Il coinvolgimento di società private nasconde oggettivamente il rischio che le prove selettive possano essere orientate in un modo predefinito: non lo si può negare. Un privato può esercitare legittimamente un potere di orientamento dell’attività della società selezionatrice. La PA, in applicazione dell’articolo 97 della Costituzione non può e non deve. Tuttavia, la tentazione per l’organo di governo, che è partitico e di parte, di cercare mediante sistemi di reclutamento che si aprono alla possibilità di orientarne il risultato, è forte e non mancherebbe di manifestarsi (basti pensare a quel che accade per le nomine dei manager nelle società pubbliche o dei direttori generali nelle usl: la competenza, certo, è richiesta, ma prima ancora l’appartenenza politica è il requisito fondamentale).
Il legislatore appare sempre all’inseguimento di metodi privatistici di reclutamento, che però sono di difficilissima conciliazione con l’articolo 97 della Costituzione e le obbligatorie cautele anticorruttive. In questo inseguimento, il legislatore dimentica che un sistema per valutare le competenze e, anzi, garantire che esse siano acquisite e raffinate col lavoro (non basta un’esperienza nel settore privato per una facile immissione nel pubblico), esiste: è il contratto di apprendistato.
Nella pubblica amministrazione è possibile il contratto di apprendistato professionalizzante o di alta formazione e ricerca, ma è al palo perché dal 2011 (dall’epoca del d.lgs 167/2011, poi abolito e sostituito dal d.lgs 81/2015, articoli da 41 a 46) che si aspetta un decreto per regolamentare tale contratto nel pubblico impiego. Un metodo meno avventuroso per assicurare assunzioni di qualità.
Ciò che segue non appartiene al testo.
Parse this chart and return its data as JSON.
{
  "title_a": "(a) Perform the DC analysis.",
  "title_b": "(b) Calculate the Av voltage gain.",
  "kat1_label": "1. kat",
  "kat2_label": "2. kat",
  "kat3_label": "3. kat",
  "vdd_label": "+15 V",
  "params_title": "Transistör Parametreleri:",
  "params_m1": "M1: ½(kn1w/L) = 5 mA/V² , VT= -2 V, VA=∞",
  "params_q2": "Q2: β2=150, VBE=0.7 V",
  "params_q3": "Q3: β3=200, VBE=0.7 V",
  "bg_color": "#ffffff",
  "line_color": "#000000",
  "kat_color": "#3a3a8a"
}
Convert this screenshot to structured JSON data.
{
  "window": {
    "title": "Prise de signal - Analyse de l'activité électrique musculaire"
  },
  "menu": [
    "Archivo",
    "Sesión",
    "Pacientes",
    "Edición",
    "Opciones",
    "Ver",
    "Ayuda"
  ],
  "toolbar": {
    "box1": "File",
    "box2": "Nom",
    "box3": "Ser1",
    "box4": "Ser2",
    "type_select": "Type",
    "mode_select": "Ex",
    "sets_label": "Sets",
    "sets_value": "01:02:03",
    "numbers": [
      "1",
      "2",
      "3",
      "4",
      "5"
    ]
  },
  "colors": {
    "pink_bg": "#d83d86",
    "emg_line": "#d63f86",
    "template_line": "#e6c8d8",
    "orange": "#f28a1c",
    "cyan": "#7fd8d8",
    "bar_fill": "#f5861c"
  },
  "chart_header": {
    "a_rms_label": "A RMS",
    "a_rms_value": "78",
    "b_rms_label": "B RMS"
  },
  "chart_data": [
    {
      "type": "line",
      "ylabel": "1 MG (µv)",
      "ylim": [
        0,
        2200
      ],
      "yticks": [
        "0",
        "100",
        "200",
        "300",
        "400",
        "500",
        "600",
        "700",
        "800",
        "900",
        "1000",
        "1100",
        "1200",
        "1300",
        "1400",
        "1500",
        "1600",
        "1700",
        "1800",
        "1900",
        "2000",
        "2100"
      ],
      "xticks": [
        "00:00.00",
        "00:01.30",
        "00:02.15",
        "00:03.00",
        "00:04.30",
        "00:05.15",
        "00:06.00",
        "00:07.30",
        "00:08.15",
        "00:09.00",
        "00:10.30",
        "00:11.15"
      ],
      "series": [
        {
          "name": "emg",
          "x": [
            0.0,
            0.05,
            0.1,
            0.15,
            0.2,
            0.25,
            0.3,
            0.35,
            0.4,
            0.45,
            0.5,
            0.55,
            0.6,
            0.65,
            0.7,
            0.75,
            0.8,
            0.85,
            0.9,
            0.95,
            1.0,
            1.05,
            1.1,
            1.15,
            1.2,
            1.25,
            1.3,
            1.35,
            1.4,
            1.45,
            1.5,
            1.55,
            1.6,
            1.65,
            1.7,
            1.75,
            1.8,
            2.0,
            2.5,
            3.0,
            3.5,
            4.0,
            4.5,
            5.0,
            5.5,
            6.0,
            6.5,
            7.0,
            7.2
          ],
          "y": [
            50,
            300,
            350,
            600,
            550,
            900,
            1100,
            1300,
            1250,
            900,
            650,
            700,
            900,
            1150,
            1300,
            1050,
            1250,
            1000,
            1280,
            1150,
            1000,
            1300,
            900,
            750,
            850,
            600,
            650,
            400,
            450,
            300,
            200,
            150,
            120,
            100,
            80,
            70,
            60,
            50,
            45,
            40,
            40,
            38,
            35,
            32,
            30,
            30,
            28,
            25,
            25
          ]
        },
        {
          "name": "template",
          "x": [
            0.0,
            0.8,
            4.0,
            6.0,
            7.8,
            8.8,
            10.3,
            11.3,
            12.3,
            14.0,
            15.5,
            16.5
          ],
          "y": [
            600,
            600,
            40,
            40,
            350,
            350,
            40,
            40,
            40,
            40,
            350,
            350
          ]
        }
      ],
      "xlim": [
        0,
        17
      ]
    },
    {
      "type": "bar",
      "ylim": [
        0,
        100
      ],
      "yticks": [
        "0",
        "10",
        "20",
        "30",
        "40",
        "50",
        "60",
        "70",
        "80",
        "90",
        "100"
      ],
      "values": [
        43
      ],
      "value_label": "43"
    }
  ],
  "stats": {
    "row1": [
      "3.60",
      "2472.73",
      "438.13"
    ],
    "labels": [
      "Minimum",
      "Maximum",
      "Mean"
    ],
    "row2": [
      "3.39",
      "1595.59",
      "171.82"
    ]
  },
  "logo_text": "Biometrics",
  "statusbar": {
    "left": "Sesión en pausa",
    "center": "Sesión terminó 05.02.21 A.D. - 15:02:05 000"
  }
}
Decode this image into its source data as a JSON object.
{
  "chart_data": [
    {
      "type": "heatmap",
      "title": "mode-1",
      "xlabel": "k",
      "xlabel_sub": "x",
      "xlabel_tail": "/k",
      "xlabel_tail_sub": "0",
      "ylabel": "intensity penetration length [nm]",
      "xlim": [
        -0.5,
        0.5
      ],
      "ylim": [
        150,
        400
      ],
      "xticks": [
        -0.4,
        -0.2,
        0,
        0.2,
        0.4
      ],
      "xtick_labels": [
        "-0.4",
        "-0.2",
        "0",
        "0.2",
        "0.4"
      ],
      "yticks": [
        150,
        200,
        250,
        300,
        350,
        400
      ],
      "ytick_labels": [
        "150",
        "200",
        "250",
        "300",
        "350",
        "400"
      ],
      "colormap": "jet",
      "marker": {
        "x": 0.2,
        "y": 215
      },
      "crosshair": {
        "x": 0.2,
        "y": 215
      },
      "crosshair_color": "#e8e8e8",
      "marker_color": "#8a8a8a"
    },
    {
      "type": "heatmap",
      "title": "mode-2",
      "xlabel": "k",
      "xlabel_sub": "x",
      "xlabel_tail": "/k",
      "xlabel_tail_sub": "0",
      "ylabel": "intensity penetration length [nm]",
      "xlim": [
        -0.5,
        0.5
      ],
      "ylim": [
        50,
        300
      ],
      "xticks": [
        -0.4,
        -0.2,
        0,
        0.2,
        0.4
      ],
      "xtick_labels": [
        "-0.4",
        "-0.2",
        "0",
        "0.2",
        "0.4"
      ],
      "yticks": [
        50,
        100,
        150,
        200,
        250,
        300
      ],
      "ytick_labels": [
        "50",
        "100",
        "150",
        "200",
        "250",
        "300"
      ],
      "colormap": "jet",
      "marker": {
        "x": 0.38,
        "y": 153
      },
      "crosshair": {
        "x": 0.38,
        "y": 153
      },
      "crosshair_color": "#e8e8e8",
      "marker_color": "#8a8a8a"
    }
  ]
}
L’apprendistato, infatti, è un contratto a tempo indeterminato, però a libera recedibilità per le parti. La PA potrebbe disporre di un tempo molto lungo ed ampio di osservazione e contestuale formazione del reclutato; contestualmente, l’applicazione delle regole sull’eventuale iniziale sotto qualificazione potrebbe assicurare risparmi ed incentivare gli apprendisti ad una forte crescita professionale ed operativa sul campo, anche per, da un lato, guadagnarsi la “conferma” da parte del datore pubblico al termine del periodo di apprendistato, o per poter guardarsi intorno e scegliere eventualmente altre strade.
Mentre l’apprendistato nella PA rimane ancora inspiegabilmente al palo, comunque esistono già e da tempo modalità per selezionare “sul campo” nuovi assunti, con livelli di efficacia non dissimili da quelli in uso nel privato, tali però da eliminarne i rischi.
Il più semplice è il contratto di formazione e lavoro: tanto utile, quanto reietto e dimenticato. L’altro è il corso-concorso, abbastanza collaudato ormai per l’accesso alla dirigenza e, con forme molto diverse ma rispondenti a quella filosofia, per il reclutamento e soprattutto la progressione di carriera dei segretari comunali.
Invece di pensare a salti nel buio e riferirsi sempre all’irrealizzabile identificazine della PA con un’azienda, tara che ha condizionato negativamente un trentennio di riforme della PA stessa, tutte fallimentari, sarebbe il caso di prendere atto delle inevitabili peculiarità imposte dal rapporto di lavoro pubblico, che richiede impiegati all’esclusivo servizio della Nazione e non schiere di appartenenti politici. Molto meglio, quindi, valorizzare esperienze già utilmente svolte, come i corsi-concorso, o lanciare o rilanciare contratti dalla causa mista, lavorativa e formativa, come i contratti di formazione e lavoro e, soprattutto, l’apprendistato.